I've created a Glue job to read data from glue catalog and save it to an s3 bucket in parquet format. It works correctly, but the number of items is limited to 20. So every time the job is triggered, only 20 items gets saved in the bucket, and I would like to save all of them. Maybe I'm missing some additional property in the python script.

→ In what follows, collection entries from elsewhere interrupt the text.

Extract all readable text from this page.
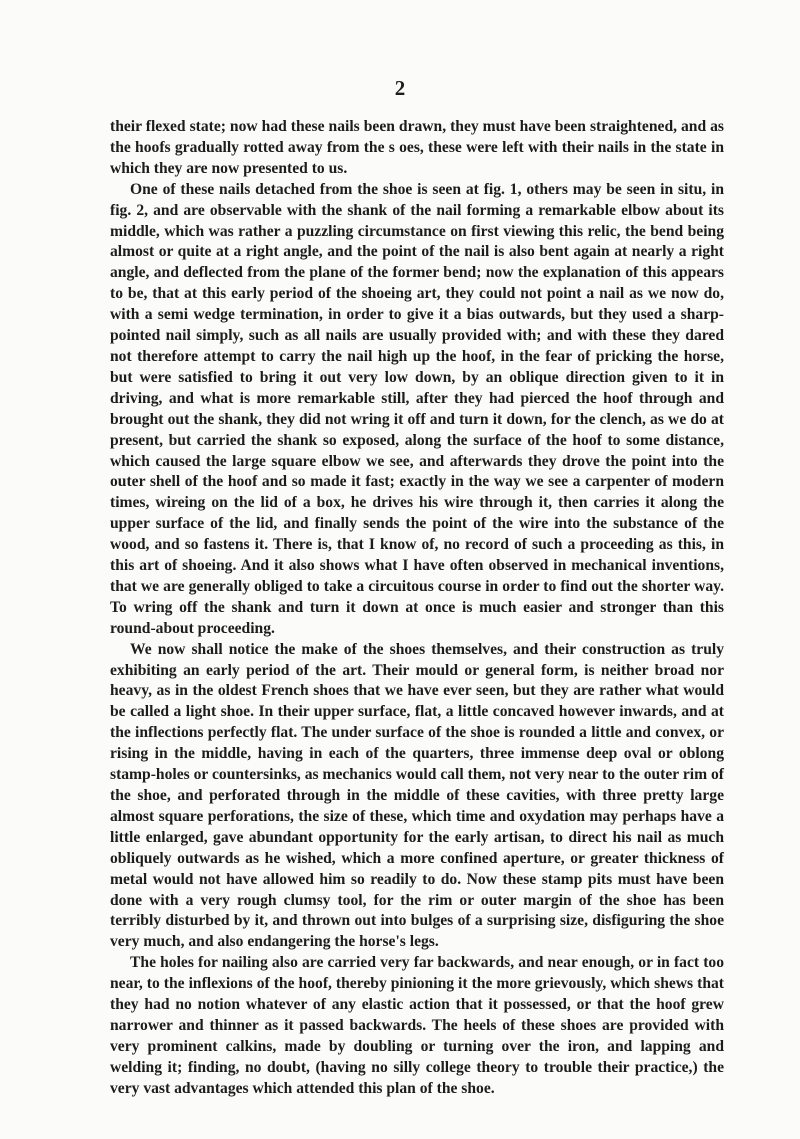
2

their flexed state; now had these nails been drawn, they must have been straightened, and as the hoofs gradually rotted away from the s oes, these were left with their nails in the state in which they are now presented to us.

One of these nails detached from the shoe is seen at fig. 1, others may be seen in situ, in fig. 2, and are observable with the shank of the nail forming a remarkable elbow about its middle, which was rather a puzzling circumstance on first viewing this relic, the bend being almost or quite at a right angle, and the point of the nail is also bent again at nearly a right angle, and deflected from the plane of the former bend; now the explanation of this appears to be, that at this early period of the shoeing art, they could not point a nail as we now do, with a semi wedge termination, in order to give it a bias outwards, but they used a sharp-pointed nail simply, such as all nails are usually provided with; and with these they dared not therefore attempt to carry the nail high up the hoof, in the fear of pricking the horse, but were satisfied to bring it out very low down, by an oblique direction given to it in driving, and what is more remarkable still, after they had pierced the hoof through and brought out the shank, they did not wring it off and turn it down, for the clench, as we do at present, but carried the shank so exposed, along the surface of the hoof to some distance, which caused the large square elbow we see, and afterwards they drove the point into the outer shell of the hoof and so made it fast; exactly in the way we see a carpenter of modern times, wireing on the lid of a box, he drives his wire through it, then carries it along the upper surface of the lid, and finally sends the point of the wire into the substance of the wood, and so fastens it. There is, that I know of, no record of such a proceeding as this, in this art of shoeing. And it also shows what I have often observed in mechanical inventions, that we are generally obliged to take a circuitous course in order to find out the shorter way. To wring off the shank and turn it down at once is much easier and stronger than this round-about proceeding.

We now shall notice the make of the shoes themselves, and their construction as truly exhibiting an early period of the art. Their mould or general form, is neither broad nor heavy, as in the oldest French shoes that we have ever seen, but they are rather what would be called a light shoe. In their upper surface, flat, a little concaved however inwards, and at the inflections perfectly flat. The under surface of the shoe is rounded a little and convex, or rising in the middle, having in each of the quarters, three immense deep oval or oblong stamp-holes or countersinks, as mechanics would call them, not very near to the outer rim of the shoe, and perforated through in the middle of these cavities, with three pretty large almost square perforations, the size of these, which time and oxydation may perhaps have a little enlarged, gave abundant opportunity for the early artisan, to direct his nail as much obliquely outwards as he wished, which a more confined aperture, or greater thickness of metal would not have allowed him so readily to do. Now these stamp pits must have been done with a very rough clumsy tool, for the rim or outer margin of the shoe has been terribly disturbed by it, and thrown out into bulges of a surprising size, disfiguring the shoe very much, and also endangering the horse's legs.

The holes for nailing also are carried very far backwards, and near enough, or in fact too near, to the inflexions of the hoof, thereby pinioning it the more grievously, which shews that they had no notion whatever of any elastic action that it possessed, or that the hoof grew narrower and thinner as it passed backwards. The heels of these shoes are provided with very prominent calkins, made by doubling or turning over the iron, and lapping and welding it; finding, no doubt, (having no silly college theory to trouble their practice,) the very vast advantages which attended this plan of the shoe.
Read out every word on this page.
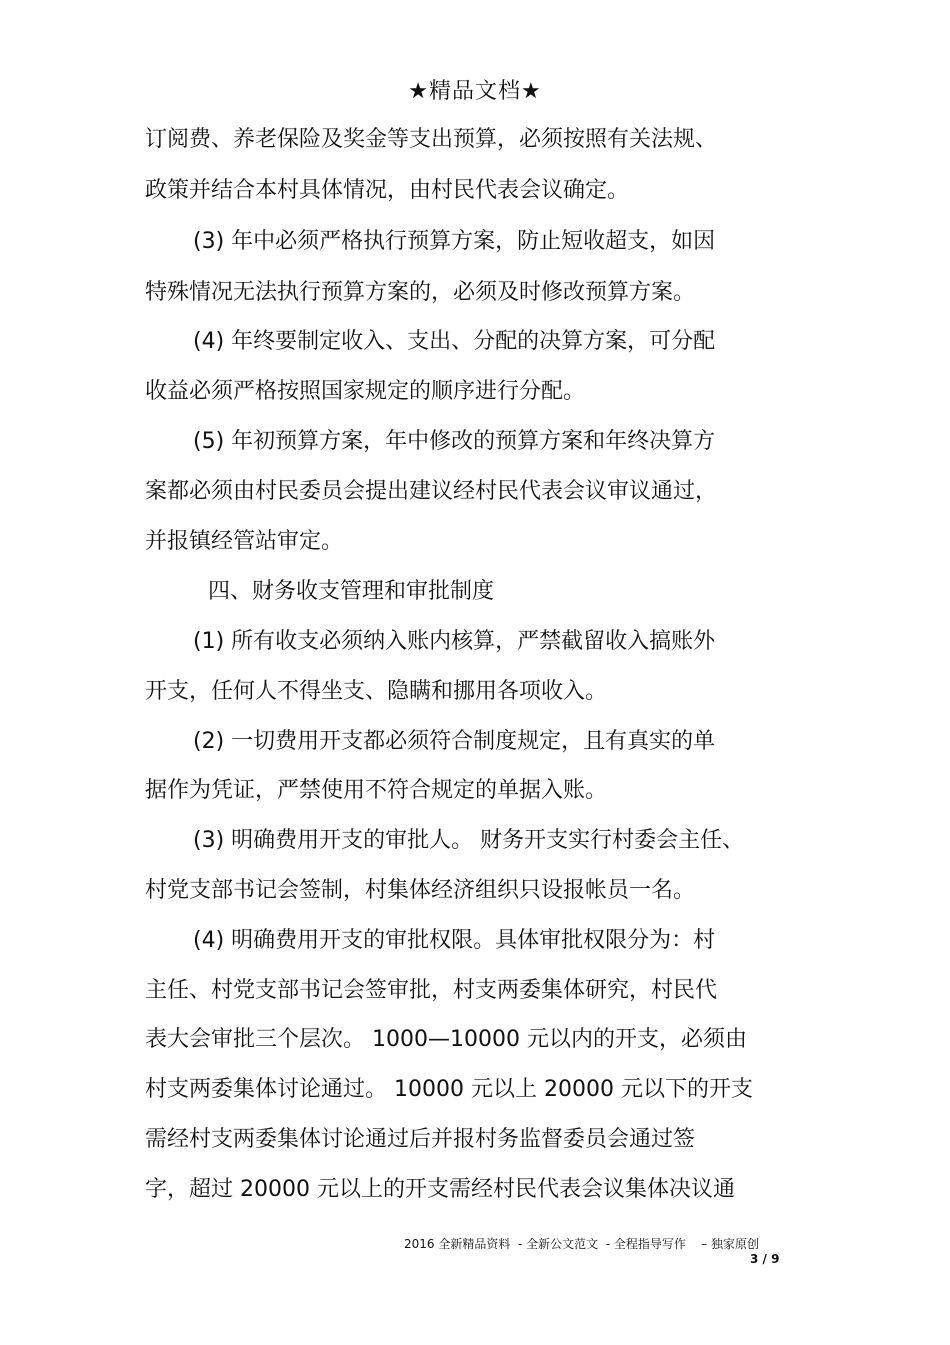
★精品文档★
订阅费、养老保险及奖金等支出预算，必须按照有关法规、
政策并结合本村具体情况，由村民代表会议确定。
(3) 年中必须严格执行预算方案，防止短收超支，如因
特殊情况无法执行预算方案的，必须及时修改预算方案。
(4) 年终要制定收入、支出、分配的决算方案，可分配
收益必须严格按照国家规定的顺序进行分配。
(5) 年初预算方案，年中修改的预算方案和年终决算方
案都必须由村民委员会提出建议经村民代表会议审议通过，
并报镇经管站审定。
四、财务收支管理和审批制度
(1) 所有收支必须纳入账内核算，严禁截留收入搞账外
开支，任何人不得坐支、隐瞒和挪用各项收入。
(2) 一切费用开支都必须符合制度规定，且有真实的单
据作为凭证，严禁使用不符合规定的单据入账。
(3) 明确费用开支的审批人。 财务开支实行村委会主任、
村党支部书记会签制，村集体经济组织只设报帐员一名。
(4) 明确费用开支的审批权限。具体审批权限分为：村
主任、村党支部书记会签审批，村支两委集体研究，村民代
表大会审批三个层次。 1000—10000 元以内的开支，必须由
村支两委集体讨论通过。 10000 元以上 20000 元以下的开支
需经村支两委集体讨论通过后并报村务监督委员会通过签
字，超过 20000 元以上的开支需经村民代表会议集体决议通
2016 全新精品资料  - 全新公文范文  - 全程指导写作    – 独家原创
3 / 9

Here is the script (generated by AWS):

import sys
from awsglue.transforms import *
from awsglue.utils import getResolvedOptions
from pyspark.context import SparkContext
from awsglue.context import GlueContext
from awsglue.job import Job

args = getResolvedOptions(sys.argv, ['JOB_NAME'])

sc = SparkContext()
glueContext = GlueContext(sc)
spark = glueContext.spark_session
job = Job(glueContext)
job.init(args['JOB_NAME'], args)
transformation_ctx = "datasource0"]

datasource0 = glueContext.create_dynamic_frame.from_catalog(database = "cargoprobe_data", table_name = "dev_scv_completed_executions", transformation_ctx = "datasource0")

applymapping1 = ApplyMapping.apply(frame = datasource0, mappings = [*field list*], transformation_ctx = "applymapping1")

resolvechoice2 = ResolveChoice.apply(frame = applymapping1, choice = "make_struct", transformation_ctx = "resolvechoice2")

dropnullfields3 = DropNullFields.apply(frame = resolvechoice2, transformation_ctx = "dropnullfields3")

datasink4 = glueContext.write_dynamic_frame.from_options(frame = dropnullfields3, connection_type = "s3", connection_options = {"path": "s3://bucketname"}, format = "parquet", transformation_ctx = "datasink4")

job.commit()

CodePudding user response：

This is done automatically in the background, it is called partitioning. You can repartition by calling

partitioned_df = dropnullfields3.repartition(1)

to repartition your DynamicFrame to one file.